Investor Profile

Robert Wallace talks strategy, execution and governance at Stanford

Every morning at around 7.30am the investment team at the Stanford Management Company, SMC, managers of Stanford University’s $40 billion endowment, receive a flash estimate of the value of the portfolio. If market movements have taken assets in the portfolio away from their policy weights impacting its risk return and liquidity characteristics, the team will sell what has gone up and buy what has gone down to bring assets back to target.

Rebalancing can happen daily in times of volatility and is a central tenet to success of the endowment that supports research at the university in the heart of Silicon Valley.

Speaking at Norges Bank Investment Management’s 2024 investment conference, SMC’s CEO Robert Wallace outlined three essential pillars to successful investment: strategy, execution – under which rebalancing falls – and governance.

Wallace joined SMC in 2015, and his prior experience included a five-year stint in the early 2000s at Yale Investment Office where he started as an intern and rose to a senior associate role under celebrated investor David Swensen. He attributed SMC’s robust long-term returns to these central tenets.

“If you had taken $100 in 1991, when SMC was established, and invested in the endowment portfolio you would have made 32 times your money by mid-last year. That’s double the amount you’d have achieved in a typical endowment, and four times the result if you’d taken the same $100 and invested it in a 70:30 portfolio divided between equity and bonds. If you form the right strategy, have the ability to execute, and good governance that protects you from outside interference, you can get attractive long-term results.”

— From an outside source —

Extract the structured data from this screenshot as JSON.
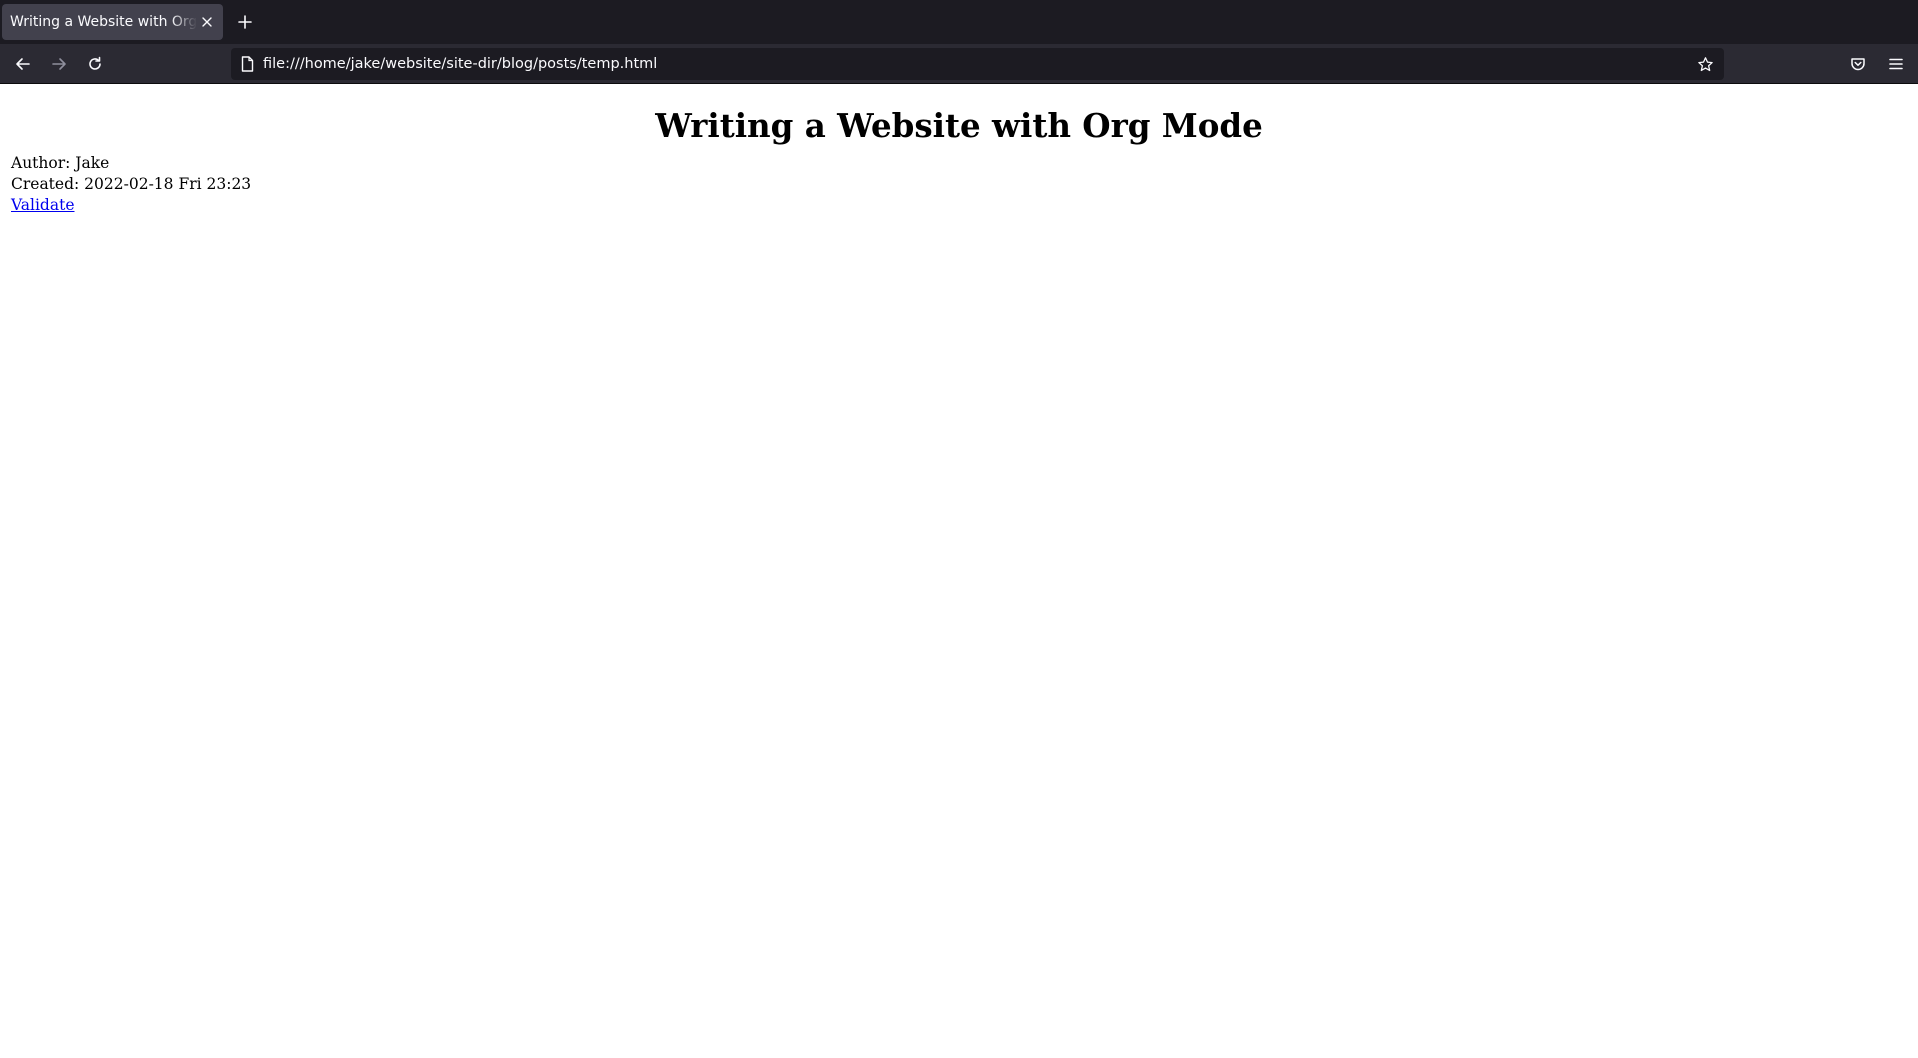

Execution at SMC also involves rotating capital inside the asset classes. When SMC’s carefully picked cohort of external managers flag that the opportunity set has evolved, Stanford’s investment team act.

“If the opportunity set gets more attractive, we give them more money and if it gets less attractive, we take money back” he said. “Rebalancing between asset classes and rotating capital within an asset class can take up to 30-50 per cent of the value of the endowment in a single year. We are very active in managing the portfolio.”

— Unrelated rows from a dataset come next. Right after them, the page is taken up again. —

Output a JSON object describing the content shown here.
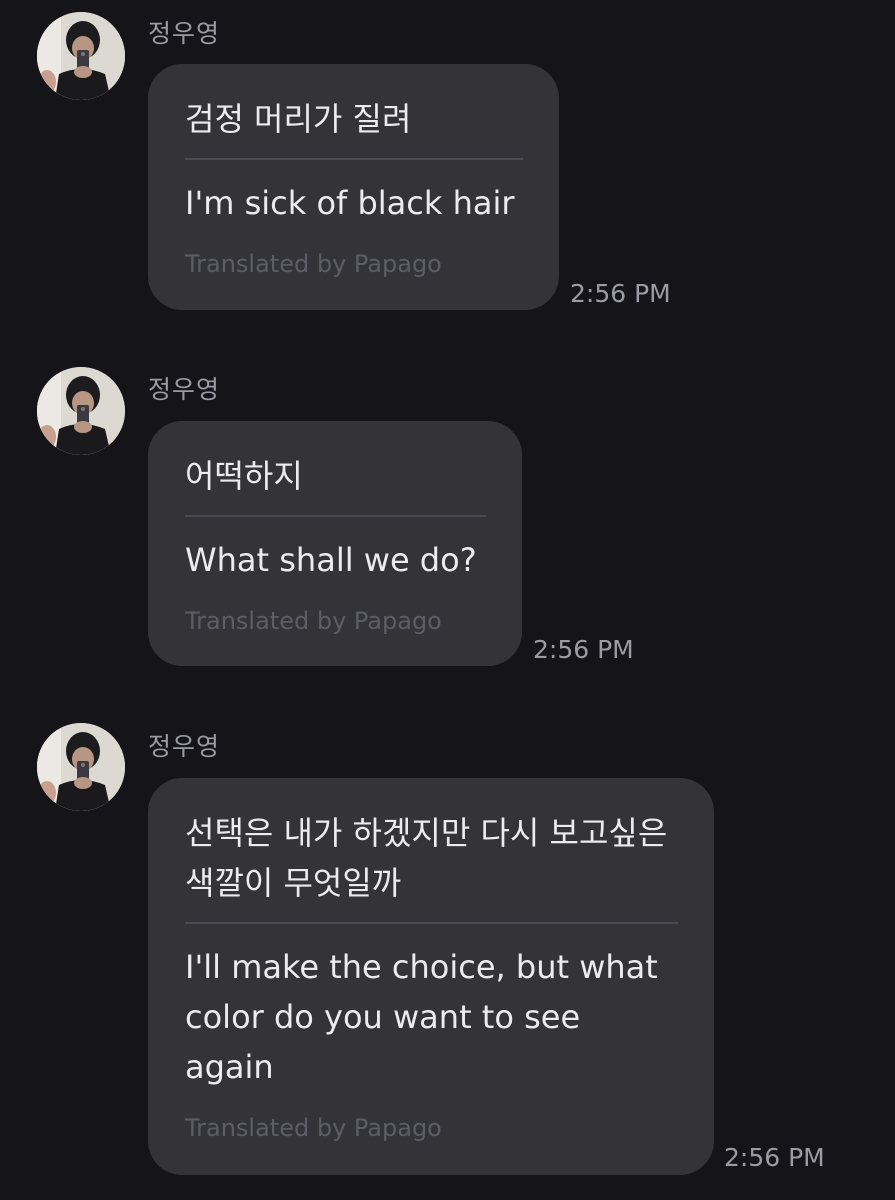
{
  "messages": [
    {
      "sender": "정우영",
      "original": "검정 머리가 질려",
      "translation": "I'm sick of black hair",
      "credit": "Translated by Papago",
      "time": "2:56 PM"
    },
    {
      "sender": "정우영",
      "original": "어떡하지",
      "translation": "What shall we do?",
      "credit": "Translated by Papago",
      "time": "2:56 PM"
    },
    {
      "sender": "정우영",
      "original": "선택은 내가 하겠지만 다시 보고싶은 색깔이 무엇일까",
      "translation": "I'll make the choice, but what color do you want to see again",
      "credit": "Translated by Papago",
      "time": "2:56 PM"
    }
  ],
  "colors": {
    "background": "#151519",
    "bubble": "#333338",
    "divider": "#4a4a52",
    "credit_text": "#5d5d66",
    "meta_text": "#9b9ba3"
  },
  "icons": {
    "avatar": "profile-photo"
  }
}
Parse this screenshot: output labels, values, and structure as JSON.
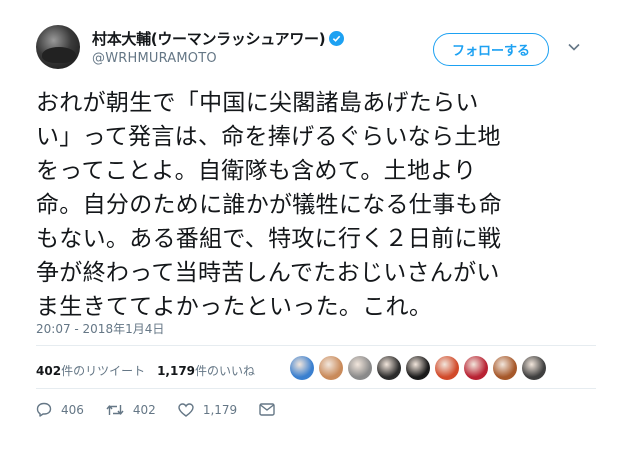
{
  "author": {
    "display_name": "村本大輔(ウーマンラッシュアワー)",
    "handle": "@WRHMURAMOTO",
    "verified": true
  },
  "follow_button": {
    "label": "フォローする"
  },
  "tweet": {
    "lines": [
      "おれが朝生で「中国に尖閣諸島あげたらい",
      "い」って発言は、命を捧げるぐらいなら土地",
      "をってことよ。自衛隊も含めて。土地より",
      "命。自分のために誰かが犠牲になる仕事も命",
      "もない。ある番組で、特攻に行く２日前に戦",
      "争が終わって当時苦しんでたおじいさんがい",
      "ま生きててよかったといった。これ。"
    ],
    "timestamp": "20:07 - 2018年1月4日"
  },
  "stats": {
    "retweets_count": "402",
    "retweets_label": "件のリツイート",
    "likes_count": "1,179",
    "likes_label": "件のいいね"
  },
  "liker_avatars": [
    {
      "icon": "face-avatar-1",
      "color": "#3a7fcf"
    },
    {
      "icon": "face-avatar-2",
      "color": "#c98a5a"
    },
    {
      "icon": "face-avatar-3",
      "color": "#8a8a8a"
    },
    {
      "icon": "face-avatar-4",
      "color": "#2b2b2b"
    },
    {
      "icon": "face-avatar-5",
      "color": "#1a1a1a"
    },
    {
      "icon": "face-avatar-6",
      "color": "#d14a2a"
    },
    {
      "icon": "face-avatar-7",
      "color": "#b82233"
    },
    {
      "icon": "face-avatar-8",
      "color": "#a6582a"
    },
    {
      "icon": "face-avatar-9",
      "color": "#3f3f3f"
    }
  ],
  "actions": {
    "reply_count": "406",
    "retweet_count": "402",
    "like_count": "1,179"
  },
  "colors": {
    "accent": "#1da1f2",
    "text": "#14171a",
    "muted": "#657786"
  }
}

Manager selection is also essential to successful execution. Witness the dispersion among leverage buyout firms in the US between 2001 and 2020. Investors in the top 5 per cent of this universe outperformed the medium by 20 points a year while the bottom 5 per cent underperformed the medium by 20 points.

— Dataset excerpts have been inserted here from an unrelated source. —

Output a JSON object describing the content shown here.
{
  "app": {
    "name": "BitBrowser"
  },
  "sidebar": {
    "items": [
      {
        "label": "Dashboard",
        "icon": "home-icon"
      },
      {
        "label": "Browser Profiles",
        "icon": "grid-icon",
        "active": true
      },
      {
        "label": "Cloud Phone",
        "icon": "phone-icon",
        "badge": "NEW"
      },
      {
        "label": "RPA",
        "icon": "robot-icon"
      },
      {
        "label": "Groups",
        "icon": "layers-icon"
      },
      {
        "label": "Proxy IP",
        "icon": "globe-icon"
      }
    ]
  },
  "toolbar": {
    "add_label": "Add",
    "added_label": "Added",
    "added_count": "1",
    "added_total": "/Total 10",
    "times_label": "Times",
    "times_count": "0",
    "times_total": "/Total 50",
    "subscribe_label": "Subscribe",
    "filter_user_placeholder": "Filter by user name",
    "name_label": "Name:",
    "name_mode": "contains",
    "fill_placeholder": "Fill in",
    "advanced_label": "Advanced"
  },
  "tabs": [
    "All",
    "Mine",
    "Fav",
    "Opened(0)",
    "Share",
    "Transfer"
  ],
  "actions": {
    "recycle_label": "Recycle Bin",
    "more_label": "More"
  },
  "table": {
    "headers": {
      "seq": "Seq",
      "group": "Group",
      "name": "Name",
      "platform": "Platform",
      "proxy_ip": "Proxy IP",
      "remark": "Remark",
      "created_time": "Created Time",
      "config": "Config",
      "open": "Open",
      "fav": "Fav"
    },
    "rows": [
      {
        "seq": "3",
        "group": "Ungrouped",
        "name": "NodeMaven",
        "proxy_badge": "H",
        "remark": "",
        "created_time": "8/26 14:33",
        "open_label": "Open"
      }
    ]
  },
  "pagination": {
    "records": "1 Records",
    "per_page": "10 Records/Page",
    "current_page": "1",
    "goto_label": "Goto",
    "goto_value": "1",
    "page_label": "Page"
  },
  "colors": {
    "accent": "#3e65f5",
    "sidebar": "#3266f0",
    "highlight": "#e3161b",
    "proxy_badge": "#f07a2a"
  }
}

“If you have a complex strategy like Stanford, you have to be in the top distribution in this asset class, and it’s the same for private real estate and venture. You need to execute well.”

Accessing and selecting specialist, niche investment firms rests on key principles, he continued, warning the audience they “probably wouldn’t know the names of most of them.” SMC selects managers according to their grasp of the difference between investment and speculation, and only works with managers that have a strong and repeatable process that the team can see and touch. Next, managers must be able to apply superior investment judgment to data so the SMC team can understand how they assess the risk and return and what kind of weights to attach.

“When we make a mistake about a partner, it’s mostly because we get their investment judgement wrong,” he reflected.

Wallace added that he doesn’t like managers sitting on too much capital either. When this happens, they should return capital to investors so “size doesn’t become the enemy of performance in our portfolio.”

Execution also rests with Stanford’s own team, working on an open floor plan to engender collaboration, minimize hierarchy, and make it fun. Wallace described an investment team characterised by intellectual curiosity; an ability to accept personal accountability for investment decisions and with a strong sense of mission.

“We try to grow our own talent; hire out of Stanford and train our own,” he said.

SMC’s renown strategy (the first pillar of investment success) has a 70 per cent exposure to equity in a reflection of the endowment’s high compound real return target of 7.1 per cent. SMC must ensure 5 per cent of the endowment goes to support the academic life of the students present and future annually, and that returns also take into account the rising price of education year on year. “Higher education price inflation runs higher than CPI,” said Wallace.

The equity bias in the portfolio brings worrying volatility, and price volatility, he warned, erodes long term compound returns. SMC counters this by diversification across every flavour of equity from public to private, international and asset-backed. Although domestic public equity  (8 per cent) international public equity (16 per cent) private equity (38 per cent) real assets (10 per cent) are correlated, these allocations do react differently to macro events.

SMC then adds fixed income/cash (9 per cent) and hedge funds (19 per cent), designed to give high expected returns but with reasonable levels of volatility.

Wallace said governance is the final pillar and crucial in supporting the disciplined execution of the right strategy. Governance comes into play when a particular asset class is outperforming everything else. Bad governance would encourage chasing the sector. Alternatively it would allow panic selling risky assets to raise cash in a falling market, when the right thing to do is rebalance to the desired risk return.

“Governance shelters the management team from external influences,” he concluded.